Compression ensembles quantify aesthetic complexity and the evolution of
visual art
- URL: http://arxiv.org/abs/2205.10271v1
- Date: Fri, 20 May 2022 16:05:22 GMT
- Title: Compression ensembles quantify aesthetic complexity and the evolution of
visual art
- Authors: Andres Karjus, Mar Canet Sol\`a, Tillmann Ohm, Sebastian E. Ahnert,
Maximilian Schich
- Abstract summary: We generalize and extend the compression approach to quantify algorithmic distance in historical and contemporary visual media.
The proposed "ensemble" approach works by compressing a large number of transformed versions of a given input image.
We show how the approach can be used to reveal and quantify trends in art historical data, both on the scale of centuries and in rapidly evolving contemporary NFT art markets.
- Score: 0.0
- License: http://arxiv.org/licenses/nonexclusive-distrib/1.0/
- Abstract: The quantification of visual aesthetics and complexity have a long history,
the latter previously operationalized via the application of compression
algorithms. Here we generalize and extend the compression approach beyond
simple complexity measures to quantify algorithmic distance in historical and
contemporary visual media. The proposed "ensemble" approach works by
compressing a large number of transformed versions of a given input image,
resulting in a vector of associated compression ratios. This approach is more
efficient than other compression-based algorithmic distances, and is
particularly suited for the quantitative analysis of visual artifacts, because
human creative processes can be understood as algorithms in the broadest sense.

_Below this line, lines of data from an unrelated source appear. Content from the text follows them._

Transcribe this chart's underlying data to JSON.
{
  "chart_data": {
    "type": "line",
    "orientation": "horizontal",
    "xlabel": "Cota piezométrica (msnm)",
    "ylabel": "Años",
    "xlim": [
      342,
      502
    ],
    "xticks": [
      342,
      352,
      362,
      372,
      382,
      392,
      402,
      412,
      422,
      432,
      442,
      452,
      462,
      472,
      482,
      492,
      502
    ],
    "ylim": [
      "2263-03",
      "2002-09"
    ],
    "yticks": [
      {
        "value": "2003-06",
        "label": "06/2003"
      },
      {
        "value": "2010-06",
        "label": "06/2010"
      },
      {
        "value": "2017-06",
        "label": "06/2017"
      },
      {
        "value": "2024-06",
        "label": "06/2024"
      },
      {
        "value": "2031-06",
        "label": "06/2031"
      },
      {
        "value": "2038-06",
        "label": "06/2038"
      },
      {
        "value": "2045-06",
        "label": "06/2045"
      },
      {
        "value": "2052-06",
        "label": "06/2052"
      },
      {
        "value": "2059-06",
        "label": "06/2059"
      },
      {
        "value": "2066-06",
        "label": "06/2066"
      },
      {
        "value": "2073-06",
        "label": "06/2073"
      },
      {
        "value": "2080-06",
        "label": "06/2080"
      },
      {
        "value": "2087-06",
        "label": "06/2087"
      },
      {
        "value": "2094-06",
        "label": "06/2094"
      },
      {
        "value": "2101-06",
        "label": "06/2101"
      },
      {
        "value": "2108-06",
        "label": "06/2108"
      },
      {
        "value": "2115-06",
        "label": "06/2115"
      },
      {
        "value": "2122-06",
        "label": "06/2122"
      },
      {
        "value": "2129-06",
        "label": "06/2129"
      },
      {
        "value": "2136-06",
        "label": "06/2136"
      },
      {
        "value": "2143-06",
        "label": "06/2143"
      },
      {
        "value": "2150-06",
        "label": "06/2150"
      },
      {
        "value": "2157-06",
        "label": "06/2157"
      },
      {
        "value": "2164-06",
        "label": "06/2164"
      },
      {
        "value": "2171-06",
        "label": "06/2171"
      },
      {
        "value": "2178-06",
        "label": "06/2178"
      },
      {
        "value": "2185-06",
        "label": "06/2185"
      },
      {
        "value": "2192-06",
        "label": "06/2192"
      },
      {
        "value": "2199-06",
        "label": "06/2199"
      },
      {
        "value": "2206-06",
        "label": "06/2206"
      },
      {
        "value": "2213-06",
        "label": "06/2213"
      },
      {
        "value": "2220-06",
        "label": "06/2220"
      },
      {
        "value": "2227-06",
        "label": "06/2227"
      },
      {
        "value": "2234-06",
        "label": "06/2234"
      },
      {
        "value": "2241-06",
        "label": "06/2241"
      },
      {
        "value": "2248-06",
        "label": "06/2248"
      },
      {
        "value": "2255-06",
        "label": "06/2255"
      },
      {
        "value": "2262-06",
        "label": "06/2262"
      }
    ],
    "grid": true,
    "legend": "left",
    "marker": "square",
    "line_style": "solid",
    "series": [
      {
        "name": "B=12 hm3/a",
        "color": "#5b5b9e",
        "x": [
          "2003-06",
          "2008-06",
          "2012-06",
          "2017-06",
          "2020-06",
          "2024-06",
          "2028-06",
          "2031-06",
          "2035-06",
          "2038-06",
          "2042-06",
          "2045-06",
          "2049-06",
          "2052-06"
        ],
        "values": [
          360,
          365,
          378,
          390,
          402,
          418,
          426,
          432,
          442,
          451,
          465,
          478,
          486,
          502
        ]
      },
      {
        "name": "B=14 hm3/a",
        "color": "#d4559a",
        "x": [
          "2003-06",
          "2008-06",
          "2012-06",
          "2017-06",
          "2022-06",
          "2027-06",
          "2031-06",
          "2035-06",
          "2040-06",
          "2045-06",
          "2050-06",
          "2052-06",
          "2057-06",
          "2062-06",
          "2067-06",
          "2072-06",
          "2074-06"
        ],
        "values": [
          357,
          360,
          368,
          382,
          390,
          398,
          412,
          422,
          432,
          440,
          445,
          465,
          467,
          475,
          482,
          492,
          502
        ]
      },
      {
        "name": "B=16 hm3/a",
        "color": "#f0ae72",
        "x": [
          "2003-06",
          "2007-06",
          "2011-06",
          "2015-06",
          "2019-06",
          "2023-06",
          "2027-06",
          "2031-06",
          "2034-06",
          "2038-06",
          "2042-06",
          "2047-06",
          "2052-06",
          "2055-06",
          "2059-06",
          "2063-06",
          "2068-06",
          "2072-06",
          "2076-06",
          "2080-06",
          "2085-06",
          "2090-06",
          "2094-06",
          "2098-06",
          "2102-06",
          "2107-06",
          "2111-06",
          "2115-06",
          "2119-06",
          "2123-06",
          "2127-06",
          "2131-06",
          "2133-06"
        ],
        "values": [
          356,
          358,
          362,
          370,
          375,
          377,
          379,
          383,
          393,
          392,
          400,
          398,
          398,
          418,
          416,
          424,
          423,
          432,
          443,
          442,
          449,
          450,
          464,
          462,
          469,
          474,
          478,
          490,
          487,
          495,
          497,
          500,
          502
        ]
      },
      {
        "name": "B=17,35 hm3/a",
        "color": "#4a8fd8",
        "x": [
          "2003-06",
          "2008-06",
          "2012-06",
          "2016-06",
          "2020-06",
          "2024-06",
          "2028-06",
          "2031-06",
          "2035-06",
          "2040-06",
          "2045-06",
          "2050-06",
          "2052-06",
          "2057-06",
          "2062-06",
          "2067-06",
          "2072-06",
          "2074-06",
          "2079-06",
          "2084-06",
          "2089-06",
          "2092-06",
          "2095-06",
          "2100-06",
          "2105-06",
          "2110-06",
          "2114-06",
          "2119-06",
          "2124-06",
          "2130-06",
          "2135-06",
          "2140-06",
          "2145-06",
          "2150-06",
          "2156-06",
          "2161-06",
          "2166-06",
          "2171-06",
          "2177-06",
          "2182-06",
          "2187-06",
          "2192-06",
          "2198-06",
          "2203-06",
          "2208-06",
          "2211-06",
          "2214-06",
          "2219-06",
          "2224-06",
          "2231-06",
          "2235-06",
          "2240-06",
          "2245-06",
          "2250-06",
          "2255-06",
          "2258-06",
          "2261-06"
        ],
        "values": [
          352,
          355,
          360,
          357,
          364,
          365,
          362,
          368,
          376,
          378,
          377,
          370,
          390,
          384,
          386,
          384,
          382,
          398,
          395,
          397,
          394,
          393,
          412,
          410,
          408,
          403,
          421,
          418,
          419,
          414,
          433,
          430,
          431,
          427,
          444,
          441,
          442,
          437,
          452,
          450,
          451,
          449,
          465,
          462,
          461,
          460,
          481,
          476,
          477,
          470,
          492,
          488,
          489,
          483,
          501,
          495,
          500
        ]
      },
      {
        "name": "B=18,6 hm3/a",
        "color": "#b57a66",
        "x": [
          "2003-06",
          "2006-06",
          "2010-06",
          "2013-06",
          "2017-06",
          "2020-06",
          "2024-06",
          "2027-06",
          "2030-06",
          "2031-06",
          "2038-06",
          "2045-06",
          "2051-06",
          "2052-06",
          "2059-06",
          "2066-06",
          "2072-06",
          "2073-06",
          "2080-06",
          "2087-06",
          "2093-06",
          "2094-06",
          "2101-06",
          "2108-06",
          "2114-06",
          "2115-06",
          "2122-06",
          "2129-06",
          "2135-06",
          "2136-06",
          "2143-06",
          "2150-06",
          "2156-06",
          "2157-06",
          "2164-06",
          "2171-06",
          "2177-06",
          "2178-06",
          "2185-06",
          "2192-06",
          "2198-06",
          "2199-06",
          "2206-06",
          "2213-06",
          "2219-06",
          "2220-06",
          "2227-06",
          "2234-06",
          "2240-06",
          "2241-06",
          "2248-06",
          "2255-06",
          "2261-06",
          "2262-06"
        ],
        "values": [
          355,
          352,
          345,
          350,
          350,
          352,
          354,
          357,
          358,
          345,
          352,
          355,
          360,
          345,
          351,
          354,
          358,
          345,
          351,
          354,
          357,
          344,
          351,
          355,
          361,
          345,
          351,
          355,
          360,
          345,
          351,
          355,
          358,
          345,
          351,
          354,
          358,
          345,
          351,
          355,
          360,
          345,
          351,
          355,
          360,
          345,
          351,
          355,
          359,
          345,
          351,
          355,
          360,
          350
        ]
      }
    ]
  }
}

Unlike comparable image embedding methods using machine learning, our approach
is fully explainable through the transformations. We demonstrate that the
method is cognitively plausible and fit for purpose by evaluating it against
human complexity judgments, and on automated detection tasks of authorship and
style. We show how the approach can be used to reveal and quantify trends in
art historical data, both on the scale of centuries and in rapidly evolving
contemporary NFT art markets. We further quantify temporal resemblance to
disambiguate artists outside the documented mainstream from those who are
deeply embedded in Zeitgeist. Finally, we note that compression ensembles
constitute a quantitative representation of the concept of visual family
resemblance, as distinct sets of dimensions correspond to shared visual
characteristics otherwise hard to pin down. Our approach provides a new
perspective for the study of visual art, algorithmic image analysis, and
quantitative aesthetics more generally.